24 Aralık 2009 Perşembe

Son 10 Yılda Ölen Ünlüler

ntvmsnbc.com böyle bir haber yayınlamış...

2009'u geride bırakıp, 2010'a girmek üzere olduğumuz şu günlerde ("birlik ve beraberliğe ihtiyacımız olan şu günlerde" gibi oldu) her yılbaşı gibi bu yılbaşında da haber merkezleri, internet siteleri, ajanslar 2009'un acı olaylarını, sevinçli havadislerini, başarıları, hayal kırıklıklarını falan yayınlarlar ve hatta NTV bunları Almanak yapar, Oğuz Haksever'in "Adeta, gibi, güneşin doğuşu, uyumak istercesine..." gibi sözcüklerinden oluşan mükemmel şiirleri eşliğinde yayınlarlar.

Bu senede son on yılda ölen ünlüler isminde bir haber yayınlamışlar. Aralarından seçki yapacağım. Dileyen hepsi için www.ntvmwsnbc.com'u ziyaret edebilir elbette.



İlk sırada Patrick Swayze var. Pankreas kanserinden yaşama gözlerini yuman oyuncuyu elbette Dirty Dancing filmiyle hatırlıyoruz.
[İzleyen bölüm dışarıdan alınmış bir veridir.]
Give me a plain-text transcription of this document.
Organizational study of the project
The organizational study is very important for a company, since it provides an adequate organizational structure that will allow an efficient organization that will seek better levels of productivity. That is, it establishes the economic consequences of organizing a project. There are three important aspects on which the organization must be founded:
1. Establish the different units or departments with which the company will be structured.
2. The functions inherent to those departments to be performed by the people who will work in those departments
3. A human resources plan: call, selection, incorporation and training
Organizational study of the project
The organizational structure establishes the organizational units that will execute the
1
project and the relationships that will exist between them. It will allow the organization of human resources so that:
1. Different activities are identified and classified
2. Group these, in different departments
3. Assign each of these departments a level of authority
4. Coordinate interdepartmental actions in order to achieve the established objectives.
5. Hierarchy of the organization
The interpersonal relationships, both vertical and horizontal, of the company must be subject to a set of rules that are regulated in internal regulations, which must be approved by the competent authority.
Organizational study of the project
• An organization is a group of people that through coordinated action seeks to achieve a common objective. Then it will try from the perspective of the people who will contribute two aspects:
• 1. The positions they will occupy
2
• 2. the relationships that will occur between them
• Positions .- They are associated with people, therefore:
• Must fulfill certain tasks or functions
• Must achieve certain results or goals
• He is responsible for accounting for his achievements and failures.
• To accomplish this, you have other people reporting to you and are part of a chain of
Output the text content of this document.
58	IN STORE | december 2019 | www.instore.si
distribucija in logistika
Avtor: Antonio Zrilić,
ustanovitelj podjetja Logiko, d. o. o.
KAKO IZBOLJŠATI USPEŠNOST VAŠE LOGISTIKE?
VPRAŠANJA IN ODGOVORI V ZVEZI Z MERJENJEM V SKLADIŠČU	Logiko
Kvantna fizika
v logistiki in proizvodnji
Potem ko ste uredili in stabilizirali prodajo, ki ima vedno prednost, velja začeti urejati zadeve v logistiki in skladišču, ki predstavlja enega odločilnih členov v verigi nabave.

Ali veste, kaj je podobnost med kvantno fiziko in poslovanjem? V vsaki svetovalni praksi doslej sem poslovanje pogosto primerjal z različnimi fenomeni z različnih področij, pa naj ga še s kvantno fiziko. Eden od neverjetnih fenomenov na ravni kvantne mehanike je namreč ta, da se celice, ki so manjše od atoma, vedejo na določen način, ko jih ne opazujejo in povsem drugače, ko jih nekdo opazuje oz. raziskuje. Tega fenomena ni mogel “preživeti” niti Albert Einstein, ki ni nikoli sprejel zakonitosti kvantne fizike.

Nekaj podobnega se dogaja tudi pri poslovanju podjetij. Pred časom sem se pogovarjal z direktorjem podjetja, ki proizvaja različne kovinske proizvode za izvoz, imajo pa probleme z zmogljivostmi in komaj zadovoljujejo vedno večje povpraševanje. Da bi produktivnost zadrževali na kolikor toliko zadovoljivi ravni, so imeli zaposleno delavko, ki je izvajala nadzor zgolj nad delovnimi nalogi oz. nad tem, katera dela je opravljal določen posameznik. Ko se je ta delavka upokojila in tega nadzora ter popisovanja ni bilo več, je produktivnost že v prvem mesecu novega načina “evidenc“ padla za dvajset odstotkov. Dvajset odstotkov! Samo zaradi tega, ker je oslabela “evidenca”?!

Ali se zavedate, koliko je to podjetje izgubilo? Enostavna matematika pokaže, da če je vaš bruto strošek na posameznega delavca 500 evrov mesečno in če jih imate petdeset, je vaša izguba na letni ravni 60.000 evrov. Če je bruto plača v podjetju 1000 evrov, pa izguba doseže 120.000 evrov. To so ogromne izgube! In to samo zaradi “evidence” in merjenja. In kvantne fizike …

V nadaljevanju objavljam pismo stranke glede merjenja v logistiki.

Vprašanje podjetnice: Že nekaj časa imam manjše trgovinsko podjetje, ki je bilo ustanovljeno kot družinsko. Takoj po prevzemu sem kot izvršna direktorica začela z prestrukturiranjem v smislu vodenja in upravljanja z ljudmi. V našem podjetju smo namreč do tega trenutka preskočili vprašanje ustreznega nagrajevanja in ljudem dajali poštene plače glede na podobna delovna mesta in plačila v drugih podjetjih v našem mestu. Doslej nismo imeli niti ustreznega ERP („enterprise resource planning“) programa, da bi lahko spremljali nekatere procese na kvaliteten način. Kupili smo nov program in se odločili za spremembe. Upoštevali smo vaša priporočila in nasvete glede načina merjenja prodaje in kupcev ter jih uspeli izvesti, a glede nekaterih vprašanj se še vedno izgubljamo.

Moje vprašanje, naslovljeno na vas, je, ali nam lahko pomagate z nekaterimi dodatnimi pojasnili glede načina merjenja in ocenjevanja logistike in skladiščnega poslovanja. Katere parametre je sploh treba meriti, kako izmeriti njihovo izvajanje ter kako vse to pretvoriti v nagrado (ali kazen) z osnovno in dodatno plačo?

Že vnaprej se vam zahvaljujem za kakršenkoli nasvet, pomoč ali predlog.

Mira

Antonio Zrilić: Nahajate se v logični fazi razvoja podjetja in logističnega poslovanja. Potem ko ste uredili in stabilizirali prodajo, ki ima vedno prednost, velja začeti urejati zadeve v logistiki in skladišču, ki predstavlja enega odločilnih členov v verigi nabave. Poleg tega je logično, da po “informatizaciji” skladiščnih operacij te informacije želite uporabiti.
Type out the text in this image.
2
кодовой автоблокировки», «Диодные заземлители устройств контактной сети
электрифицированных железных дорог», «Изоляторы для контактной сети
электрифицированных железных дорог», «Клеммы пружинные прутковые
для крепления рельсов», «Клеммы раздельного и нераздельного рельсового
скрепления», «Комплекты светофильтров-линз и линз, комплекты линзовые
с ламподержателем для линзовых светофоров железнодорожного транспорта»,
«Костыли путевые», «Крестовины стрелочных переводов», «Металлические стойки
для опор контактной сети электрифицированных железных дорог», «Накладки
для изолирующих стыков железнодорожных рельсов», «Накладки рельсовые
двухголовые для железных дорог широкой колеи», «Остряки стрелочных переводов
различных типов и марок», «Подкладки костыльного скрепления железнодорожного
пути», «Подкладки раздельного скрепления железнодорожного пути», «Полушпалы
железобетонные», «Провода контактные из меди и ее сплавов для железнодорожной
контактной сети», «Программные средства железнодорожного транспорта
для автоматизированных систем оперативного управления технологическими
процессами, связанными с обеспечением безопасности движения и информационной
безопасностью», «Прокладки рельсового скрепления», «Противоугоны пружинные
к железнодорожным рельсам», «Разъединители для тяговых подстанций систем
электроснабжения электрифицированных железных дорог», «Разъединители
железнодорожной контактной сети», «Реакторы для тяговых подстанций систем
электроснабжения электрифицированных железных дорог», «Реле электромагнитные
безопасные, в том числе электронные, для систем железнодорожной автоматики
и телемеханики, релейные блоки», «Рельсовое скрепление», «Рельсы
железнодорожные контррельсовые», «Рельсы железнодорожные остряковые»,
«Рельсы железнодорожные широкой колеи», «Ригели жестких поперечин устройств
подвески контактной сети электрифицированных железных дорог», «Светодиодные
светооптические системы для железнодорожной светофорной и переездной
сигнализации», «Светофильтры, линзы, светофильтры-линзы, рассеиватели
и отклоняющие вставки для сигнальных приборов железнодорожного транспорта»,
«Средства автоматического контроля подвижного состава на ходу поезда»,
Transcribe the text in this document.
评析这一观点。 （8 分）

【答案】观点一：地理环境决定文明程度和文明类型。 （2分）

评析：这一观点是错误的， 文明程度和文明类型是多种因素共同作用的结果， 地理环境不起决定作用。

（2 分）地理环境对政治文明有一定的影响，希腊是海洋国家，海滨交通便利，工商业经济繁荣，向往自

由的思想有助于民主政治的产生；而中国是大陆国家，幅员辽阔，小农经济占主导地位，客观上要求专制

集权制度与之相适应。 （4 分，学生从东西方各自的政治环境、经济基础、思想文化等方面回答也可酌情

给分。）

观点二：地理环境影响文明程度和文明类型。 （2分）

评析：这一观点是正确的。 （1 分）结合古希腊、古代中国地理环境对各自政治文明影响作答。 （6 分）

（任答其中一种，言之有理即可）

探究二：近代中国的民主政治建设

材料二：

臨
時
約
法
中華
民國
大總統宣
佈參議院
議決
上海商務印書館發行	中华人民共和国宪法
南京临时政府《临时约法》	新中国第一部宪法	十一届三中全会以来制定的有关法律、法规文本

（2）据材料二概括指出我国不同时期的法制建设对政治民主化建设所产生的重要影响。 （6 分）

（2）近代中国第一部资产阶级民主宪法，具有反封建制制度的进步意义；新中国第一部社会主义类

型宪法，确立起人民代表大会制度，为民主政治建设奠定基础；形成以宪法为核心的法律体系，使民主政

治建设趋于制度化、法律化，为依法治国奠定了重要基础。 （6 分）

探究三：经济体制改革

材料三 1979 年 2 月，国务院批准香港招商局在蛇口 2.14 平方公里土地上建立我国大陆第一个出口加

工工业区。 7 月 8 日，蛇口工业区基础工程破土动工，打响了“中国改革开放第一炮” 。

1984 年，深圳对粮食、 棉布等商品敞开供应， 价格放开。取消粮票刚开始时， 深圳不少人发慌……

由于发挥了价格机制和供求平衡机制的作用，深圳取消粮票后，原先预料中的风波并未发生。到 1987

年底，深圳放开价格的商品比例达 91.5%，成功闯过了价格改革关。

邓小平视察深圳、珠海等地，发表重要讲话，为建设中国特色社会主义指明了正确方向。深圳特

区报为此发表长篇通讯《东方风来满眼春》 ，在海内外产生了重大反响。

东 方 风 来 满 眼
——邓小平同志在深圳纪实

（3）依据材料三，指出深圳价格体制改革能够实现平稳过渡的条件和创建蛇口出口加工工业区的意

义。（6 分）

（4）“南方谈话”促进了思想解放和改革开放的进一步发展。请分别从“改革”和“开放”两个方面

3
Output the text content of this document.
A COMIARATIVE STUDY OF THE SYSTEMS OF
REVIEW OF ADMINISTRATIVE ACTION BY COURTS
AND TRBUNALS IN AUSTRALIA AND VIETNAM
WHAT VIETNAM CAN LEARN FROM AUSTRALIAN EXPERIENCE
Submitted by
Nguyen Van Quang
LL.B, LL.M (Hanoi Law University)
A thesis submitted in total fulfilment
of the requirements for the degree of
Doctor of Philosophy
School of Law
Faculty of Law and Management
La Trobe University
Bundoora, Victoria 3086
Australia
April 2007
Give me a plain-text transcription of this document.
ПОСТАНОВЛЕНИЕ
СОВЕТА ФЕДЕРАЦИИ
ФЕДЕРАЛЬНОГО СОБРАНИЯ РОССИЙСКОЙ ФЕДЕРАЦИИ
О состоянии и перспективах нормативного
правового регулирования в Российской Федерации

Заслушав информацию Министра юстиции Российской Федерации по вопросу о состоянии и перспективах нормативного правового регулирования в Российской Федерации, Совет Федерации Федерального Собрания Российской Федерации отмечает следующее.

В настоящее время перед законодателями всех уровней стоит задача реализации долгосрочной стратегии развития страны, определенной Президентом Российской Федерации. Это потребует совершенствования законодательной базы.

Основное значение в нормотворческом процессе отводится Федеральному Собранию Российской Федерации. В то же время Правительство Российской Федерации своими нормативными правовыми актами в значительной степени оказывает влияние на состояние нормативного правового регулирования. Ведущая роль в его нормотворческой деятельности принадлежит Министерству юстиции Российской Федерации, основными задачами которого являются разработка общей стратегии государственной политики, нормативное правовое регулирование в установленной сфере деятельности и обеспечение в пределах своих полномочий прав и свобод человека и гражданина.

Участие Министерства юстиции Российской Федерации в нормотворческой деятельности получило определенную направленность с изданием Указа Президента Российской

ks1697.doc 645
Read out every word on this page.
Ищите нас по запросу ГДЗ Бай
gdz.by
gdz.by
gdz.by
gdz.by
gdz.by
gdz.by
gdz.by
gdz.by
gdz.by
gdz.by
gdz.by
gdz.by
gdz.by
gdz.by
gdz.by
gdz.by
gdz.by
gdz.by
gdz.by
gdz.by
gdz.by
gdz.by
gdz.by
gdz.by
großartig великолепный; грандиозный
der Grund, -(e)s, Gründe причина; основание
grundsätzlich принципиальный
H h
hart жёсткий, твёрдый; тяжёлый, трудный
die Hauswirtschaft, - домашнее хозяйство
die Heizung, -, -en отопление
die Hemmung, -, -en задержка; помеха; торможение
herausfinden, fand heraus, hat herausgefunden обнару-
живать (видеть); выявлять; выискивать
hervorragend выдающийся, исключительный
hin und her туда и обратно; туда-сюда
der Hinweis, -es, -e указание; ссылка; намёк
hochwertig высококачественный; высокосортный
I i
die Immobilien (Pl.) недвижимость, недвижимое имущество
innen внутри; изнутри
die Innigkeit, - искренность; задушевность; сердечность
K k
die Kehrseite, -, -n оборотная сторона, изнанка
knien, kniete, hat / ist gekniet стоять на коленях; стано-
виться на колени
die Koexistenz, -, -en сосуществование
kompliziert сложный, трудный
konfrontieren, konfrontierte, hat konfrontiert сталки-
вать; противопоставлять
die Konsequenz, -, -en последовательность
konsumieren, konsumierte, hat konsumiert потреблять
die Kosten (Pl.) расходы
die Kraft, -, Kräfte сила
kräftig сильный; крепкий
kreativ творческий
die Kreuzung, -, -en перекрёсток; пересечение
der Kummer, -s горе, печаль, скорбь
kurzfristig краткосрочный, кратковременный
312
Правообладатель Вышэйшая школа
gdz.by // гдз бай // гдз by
Canımdan çok sevdiğim dağıtımcılar tarafından "İlk Dans İlk Aşk" adıyla türkçeye çevrilen film bir çok ailenin sinemada çocukların gözlerini kapatmasına sebep olmuş, nice yiğidi salsa, rumba, çaça manyağı yapmıştı. Ama biz kendisini aynı zamanda Ghost filminde Demi Moore'a çömlek yapmayı sevdirirken izlemiştik. Bu film sonrası Avanos'ta çömlekçi sayısında ciddi bir artış olduğu gözlemlenebilir.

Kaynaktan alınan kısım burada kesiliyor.